The Yankees’ rotation door of fourth and fifth infielders going into the 2025 season ended up performing at a below-replacement level rate, causing real issues for the team when the likes of Paul Goldschmidt slowed down in June.
DJ LeMahieu, Oswaldo Cabrera, Jorbit Vivas, and Oswald Peraza combined to accumulate a -0.5 WAR and 63 wRC+ in 500 plate appearances for the Yankees this past season.
Ryan McMahon isn’t a star, he’s a league-average position player who underwhelms with the bat and shines with the glove, but in a platoon role there’s a good bit of untapped potential here.
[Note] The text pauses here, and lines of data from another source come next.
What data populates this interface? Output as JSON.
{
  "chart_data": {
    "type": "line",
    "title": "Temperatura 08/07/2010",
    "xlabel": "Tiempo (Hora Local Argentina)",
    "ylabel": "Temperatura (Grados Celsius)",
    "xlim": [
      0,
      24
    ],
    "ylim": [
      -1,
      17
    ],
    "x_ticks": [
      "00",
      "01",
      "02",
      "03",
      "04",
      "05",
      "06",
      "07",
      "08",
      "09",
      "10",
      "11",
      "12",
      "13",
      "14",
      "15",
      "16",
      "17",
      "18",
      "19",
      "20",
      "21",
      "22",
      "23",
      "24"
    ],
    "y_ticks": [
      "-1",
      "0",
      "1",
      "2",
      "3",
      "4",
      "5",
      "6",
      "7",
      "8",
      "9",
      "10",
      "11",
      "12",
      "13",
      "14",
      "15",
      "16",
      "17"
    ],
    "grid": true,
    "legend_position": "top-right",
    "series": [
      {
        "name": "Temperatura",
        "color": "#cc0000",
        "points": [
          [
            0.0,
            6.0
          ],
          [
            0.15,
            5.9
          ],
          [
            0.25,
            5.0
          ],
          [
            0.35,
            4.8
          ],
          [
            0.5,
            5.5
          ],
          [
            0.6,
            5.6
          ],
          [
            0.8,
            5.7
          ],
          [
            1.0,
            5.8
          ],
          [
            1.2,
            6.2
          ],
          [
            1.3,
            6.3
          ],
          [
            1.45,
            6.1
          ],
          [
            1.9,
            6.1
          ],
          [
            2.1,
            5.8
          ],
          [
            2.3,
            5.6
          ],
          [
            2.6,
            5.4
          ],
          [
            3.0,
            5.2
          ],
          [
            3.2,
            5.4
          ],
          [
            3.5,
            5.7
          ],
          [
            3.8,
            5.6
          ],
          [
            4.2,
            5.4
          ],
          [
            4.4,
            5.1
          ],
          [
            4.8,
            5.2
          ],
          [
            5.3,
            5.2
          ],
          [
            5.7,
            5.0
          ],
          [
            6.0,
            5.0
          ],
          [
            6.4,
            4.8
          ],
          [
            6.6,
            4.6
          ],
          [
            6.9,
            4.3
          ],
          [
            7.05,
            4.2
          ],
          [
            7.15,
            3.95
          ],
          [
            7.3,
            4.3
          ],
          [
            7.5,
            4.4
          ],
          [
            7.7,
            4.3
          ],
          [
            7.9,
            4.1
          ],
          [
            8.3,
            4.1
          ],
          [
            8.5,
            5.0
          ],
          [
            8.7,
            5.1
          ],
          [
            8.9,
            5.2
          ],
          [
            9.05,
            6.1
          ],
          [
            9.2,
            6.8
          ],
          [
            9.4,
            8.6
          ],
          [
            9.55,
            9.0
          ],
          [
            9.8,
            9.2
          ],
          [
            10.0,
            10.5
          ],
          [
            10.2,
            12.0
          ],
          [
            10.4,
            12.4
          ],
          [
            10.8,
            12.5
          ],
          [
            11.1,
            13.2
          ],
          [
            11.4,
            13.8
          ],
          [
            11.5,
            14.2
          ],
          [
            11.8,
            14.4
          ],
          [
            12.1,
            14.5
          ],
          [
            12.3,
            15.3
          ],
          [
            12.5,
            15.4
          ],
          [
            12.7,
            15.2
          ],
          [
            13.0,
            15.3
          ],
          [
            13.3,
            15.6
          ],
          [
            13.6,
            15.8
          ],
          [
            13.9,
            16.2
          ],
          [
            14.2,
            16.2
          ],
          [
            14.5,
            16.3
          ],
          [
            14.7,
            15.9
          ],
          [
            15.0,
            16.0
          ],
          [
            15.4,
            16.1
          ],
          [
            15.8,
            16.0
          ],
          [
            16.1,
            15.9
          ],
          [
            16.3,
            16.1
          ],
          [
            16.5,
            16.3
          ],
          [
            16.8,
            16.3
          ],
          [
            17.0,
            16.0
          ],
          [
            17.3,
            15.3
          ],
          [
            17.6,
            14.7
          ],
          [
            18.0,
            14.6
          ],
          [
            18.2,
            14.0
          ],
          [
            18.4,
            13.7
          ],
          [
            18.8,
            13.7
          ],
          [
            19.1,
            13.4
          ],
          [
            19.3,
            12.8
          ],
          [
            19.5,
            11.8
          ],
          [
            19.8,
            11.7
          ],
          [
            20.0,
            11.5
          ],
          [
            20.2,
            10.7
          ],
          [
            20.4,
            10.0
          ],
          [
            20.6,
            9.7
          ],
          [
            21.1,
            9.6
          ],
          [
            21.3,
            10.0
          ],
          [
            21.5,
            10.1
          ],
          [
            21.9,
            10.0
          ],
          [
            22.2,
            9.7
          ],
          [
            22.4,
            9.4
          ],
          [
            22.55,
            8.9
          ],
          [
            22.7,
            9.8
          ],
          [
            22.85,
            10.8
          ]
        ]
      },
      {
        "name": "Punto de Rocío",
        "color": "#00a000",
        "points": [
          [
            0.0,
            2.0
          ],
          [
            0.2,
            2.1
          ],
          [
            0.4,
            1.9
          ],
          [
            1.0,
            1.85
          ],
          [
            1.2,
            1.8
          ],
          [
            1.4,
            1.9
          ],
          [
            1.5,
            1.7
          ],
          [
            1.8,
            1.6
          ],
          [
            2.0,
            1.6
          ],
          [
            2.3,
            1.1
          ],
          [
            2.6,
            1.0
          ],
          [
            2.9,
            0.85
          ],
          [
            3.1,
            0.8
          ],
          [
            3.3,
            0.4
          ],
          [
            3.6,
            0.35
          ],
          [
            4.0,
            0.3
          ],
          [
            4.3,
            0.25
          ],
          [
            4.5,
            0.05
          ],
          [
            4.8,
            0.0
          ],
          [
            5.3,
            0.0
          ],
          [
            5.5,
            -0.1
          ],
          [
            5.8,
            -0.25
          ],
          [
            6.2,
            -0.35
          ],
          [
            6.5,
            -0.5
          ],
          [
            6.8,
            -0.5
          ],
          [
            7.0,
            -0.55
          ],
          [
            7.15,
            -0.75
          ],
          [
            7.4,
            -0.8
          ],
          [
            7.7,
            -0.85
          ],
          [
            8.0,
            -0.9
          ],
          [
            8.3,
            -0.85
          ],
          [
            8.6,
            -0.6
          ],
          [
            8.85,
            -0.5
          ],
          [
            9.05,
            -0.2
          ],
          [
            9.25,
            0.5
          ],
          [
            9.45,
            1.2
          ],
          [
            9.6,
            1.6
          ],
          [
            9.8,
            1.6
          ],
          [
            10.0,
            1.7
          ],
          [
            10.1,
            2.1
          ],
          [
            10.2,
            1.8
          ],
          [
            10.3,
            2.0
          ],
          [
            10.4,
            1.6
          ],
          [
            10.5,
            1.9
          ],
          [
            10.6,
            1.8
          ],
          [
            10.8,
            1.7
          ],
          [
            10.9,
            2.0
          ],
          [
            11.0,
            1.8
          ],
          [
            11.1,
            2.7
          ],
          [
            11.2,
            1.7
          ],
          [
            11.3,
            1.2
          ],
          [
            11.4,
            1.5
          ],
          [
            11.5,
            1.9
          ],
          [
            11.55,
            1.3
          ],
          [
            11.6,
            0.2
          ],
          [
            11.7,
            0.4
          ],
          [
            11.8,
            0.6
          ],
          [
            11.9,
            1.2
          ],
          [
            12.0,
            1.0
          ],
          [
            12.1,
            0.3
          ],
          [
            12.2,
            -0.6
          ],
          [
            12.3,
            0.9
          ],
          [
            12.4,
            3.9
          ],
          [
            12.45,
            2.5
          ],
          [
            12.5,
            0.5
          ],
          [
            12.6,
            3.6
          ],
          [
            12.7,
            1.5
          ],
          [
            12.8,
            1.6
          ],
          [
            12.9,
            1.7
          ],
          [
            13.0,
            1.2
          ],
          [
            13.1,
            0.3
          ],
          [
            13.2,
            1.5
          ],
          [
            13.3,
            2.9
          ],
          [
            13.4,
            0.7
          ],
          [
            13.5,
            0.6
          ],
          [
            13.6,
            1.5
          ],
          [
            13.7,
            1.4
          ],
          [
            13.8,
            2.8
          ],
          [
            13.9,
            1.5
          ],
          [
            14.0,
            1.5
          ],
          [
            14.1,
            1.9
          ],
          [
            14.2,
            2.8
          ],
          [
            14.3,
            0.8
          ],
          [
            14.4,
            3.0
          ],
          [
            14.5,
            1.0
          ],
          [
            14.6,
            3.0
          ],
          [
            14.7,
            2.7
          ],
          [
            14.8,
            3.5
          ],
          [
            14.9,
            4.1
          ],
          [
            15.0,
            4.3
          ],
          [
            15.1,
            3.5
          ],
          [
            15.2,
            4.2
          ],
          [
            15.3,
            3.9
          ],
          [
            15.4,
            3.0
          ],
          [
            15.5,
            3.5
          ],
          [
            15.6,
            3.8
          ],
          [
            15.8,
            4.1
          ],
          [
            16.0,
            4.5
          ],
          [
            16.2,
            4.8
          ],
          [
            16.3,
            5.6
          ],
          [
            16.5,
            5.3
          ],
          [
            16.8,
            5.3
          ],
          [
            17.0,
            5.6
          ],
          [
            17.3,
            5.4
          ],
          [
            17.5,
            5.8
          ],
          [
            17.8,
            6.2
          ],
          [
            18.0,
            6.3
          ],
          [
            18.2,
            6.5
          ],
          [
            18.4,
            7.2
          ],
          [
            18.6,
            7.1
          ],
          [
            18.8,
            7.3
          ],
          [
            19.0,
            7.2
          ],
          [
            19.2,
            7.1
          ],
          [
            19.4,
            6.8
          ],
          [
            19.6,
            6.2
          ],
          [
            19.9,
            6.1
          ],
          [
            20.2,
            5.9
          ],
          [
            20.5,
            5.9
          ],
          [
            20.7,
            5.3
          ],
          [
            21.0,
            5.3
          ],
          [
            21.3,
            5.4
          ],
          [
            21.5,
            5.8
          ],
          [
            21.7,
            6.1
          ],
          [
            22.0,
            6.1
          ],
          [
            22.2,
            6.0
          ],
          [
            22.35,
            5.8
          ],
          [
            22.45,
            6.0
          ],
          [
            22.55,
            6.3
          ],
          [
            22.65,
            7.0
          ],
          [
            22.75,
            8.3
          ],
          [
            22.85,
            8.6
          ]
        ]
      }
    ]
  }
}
His results against RHP in 2025 were fairly average, but his expected numbers (even when adjusting for Coors Field) are above-average, and the organization believes they could squeeze more value out of him.
Playing closer to his underlying metrics should make him at least a league-average hitter against righties who is hitting in the bottom third of the order most likely.
The elite-level defense he provides at third base means he could be an above-average starter at the position, and when platooned with Amed Rosario at the hot corner, the Yankees might be able to get a 100-105 wRC+ out of third base.
Rosario crushed lefties to the tune of a 125 wRC+ and .819 OPS with solid underlying numbers, and there were real improvements he made under-the-hood that went under the radar.

Improvements in his quality of contact where also paired with an increase in quantity of contact from 2024 to 2025, as Amed Rosario experienced a career-high in both xwOBA and Average Exit Velocity.
He’s still a brutal defensive player but his ability to hammer left-handed pitching should allow him to produce roughly 0.5 WAR as a short-side platoon player.
I think the improved per rate stats will help balance out the decrease in volume, as McMahon will go from a firmly below-average hitter to roughly league-average while playing that usually brilliant defense.
You could get between 2.0-2.5 WAR out of the position in 2026 at $18.5 million, whereas last season the Yankees got 1.4 WAR and a 90 wRC+ from the position.
Jazz Chisholm made up all but 0.1 of the WAR output the Yankees got at third base due to his offensive outburst while playing there, so your ‘fourth infielder’ was often a replacement-level or below-replacement-level player pre-deadline.
While it’s not flashy, I expect the Yankees to have a solid third base room with the ability to switch things up based on the matchup, a far cry from where the team was at entering 2026.